The goal is not to frighten these people, but rather to inform them and help them understand the reality of their situation. Don’t be so hard on yourself – lighten up! Taking life a bit less seriously can help provide balance, and ultimately help you live a more fulfilled life. Laughter has a almost magical quality that works like a charm in diffusing shame and rendering it more manageable. It takes the feeling of being overwhelmed by negative emotions, and softens it, making it less toxic. For instance, teasing a friend means that there is fondness and comfort. It shows that the person is appreciated for who they are and liked even though jokes may be made about them. Embarrassment and self-consciousness can be transformed into joy with the right approach - if you follow the thread. With this mindset, these two feelings no longer have to be seen as negatives, but rather something to be embraced and celebrated. It just goes to show you, we all have a shared, silly characteristic: absurdity and ridiculousness. They remind us of our mutual human foolishness. This reminder of the humorous side of life helps us to connect with each other, regardless of our differences.

A lot of people wanted to know the same thing: How can they stop cringing at their past selves? As I worked on my book, this was a frequent inquiry I got from my audience. My fellow writers, in particular, often want to know how they can go back and read their older work without feeling uncomfortable at its lack of finesse. I hope that your self-awareness and embarrassment never cease, even though I know that my own answer to the question isn't what anyone is looking for.

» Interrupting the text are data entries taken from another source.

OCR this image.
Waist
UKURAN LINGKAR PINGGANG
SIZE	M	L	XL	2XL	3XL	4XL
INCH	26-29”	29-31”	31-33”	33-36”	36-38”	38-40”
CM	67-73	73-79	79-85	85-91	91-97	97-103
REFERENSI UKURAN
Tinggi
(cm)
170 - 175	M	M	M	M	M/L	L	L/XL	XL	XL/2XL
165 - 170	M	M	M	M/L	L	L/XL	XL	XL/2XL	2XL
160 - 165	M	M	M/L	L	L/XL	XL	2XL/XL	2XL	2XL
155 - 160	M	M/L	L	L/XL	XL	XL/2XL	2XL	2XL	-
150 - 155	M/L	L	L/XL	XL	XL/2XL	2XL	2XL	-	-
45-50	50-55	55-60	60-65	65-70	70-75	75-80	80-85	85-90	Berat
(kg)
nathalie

Embarrassment is sometimes an appropriate response; this might arise when there has been a mistake or a lack of consideration for the feelings of others. Finding unexpected moments of joy in life can be best achieved by embracing the concept of savoring. This involves taking time to fully appreciate and enjoy all the simple, pleasurable moments in life that often go unnoticed. It's amazing to take a step back and reflect on the progress you've made. Using this method as a way of allowing yourself success is the best approach – it helps you to be humble and feel proud of your accomplishments. Thank you for embarrassing and embracing yourself at the same time!